I am experimenting with a open source code, which is based on learned index for DBMS indexing. Each index is considered as a model which predicts the position of the key in the dataset. I am trying to fit a quadratic regression model in place of linear regression. For the linear regression function of form y=ax+b, the spline connects points (xmax,ymax) and (xmin,ymin). x is the key value and y is the predicted position.CDF of position of keys is in the range of [0,1].
//Fitting linear spline
`if (mdl_->a_ <= 0) {`
`mdl_->a_ = (y_max_ - y_min_) / (x_max_ - x_min_);`
`mdl_->b_ = -static_cast<double>(x_min_) * mdl_->a_; + y_min_`
`}`
//Temporary model by in the range of CDF[0,1]
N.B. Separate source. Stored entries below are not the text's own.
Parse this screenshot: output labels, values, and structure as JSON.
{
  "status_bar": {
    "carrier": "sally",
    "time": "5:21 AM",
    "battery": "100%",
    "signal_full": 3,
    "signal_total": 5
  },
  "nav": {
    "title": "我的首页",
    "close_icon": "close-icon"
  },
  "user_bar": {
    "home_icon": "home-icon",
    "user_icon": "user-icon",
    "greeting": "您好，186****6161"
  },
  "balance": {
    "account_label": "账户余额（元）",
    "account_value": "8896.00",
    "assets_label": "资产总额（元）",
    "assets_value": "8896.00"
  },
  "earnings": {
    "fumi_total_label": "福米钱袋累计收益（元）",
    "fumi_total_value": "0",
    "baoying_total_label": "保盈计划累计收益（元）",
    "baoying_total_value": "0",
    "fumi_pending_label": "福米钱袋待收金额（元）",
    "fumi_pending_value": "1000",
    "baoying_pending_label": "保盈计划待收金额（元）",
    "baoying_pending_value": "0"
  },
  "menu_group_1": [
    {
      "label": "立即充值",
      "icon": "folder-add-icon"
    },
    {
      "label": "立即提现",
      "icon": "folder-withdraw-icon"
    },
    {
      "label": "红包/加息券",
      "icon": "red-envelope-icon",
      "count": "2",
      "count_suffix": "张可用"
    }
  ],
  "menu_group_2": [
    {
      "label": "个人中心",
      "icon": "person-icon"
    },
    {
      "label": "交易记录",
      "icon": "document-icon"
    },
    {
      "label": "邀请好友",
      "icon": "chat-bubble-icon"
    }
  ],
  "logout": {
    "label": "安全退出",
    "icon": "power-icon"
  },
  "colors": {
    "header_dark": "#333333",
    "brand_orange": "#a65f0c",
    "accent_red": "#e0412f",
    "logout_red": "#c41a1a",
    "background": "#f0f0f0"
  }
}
`T min_key = values[0].first;`
`T max_key = values[num_keys - 1].first;`
`root_->mdl_.a_ = 1.0 / (max_key - min_key);`
`root_->mdl_.b_ = -1.0 * min_key * root_node_->mdl_.a_;`
I suppose that in the temporary model, they have fitted ymin for 0 and ymax for 1. And I would like to find the coefficients of a quadratic function, by fitting a spline. Could someone please tell me whether how I could fit a quadratic spline using 2 points (min and max points)?
I tried using the interpolation formula. Quadratic spline interpolation
The predicted positions fit the parabola if the key values (x) are given sequentially. If the key values are given in random manner, the coefficient (c in ax2+bx+c) comes as very larger value which results in segmentation fault. And also the predicted positions don't fit the quadratic curve.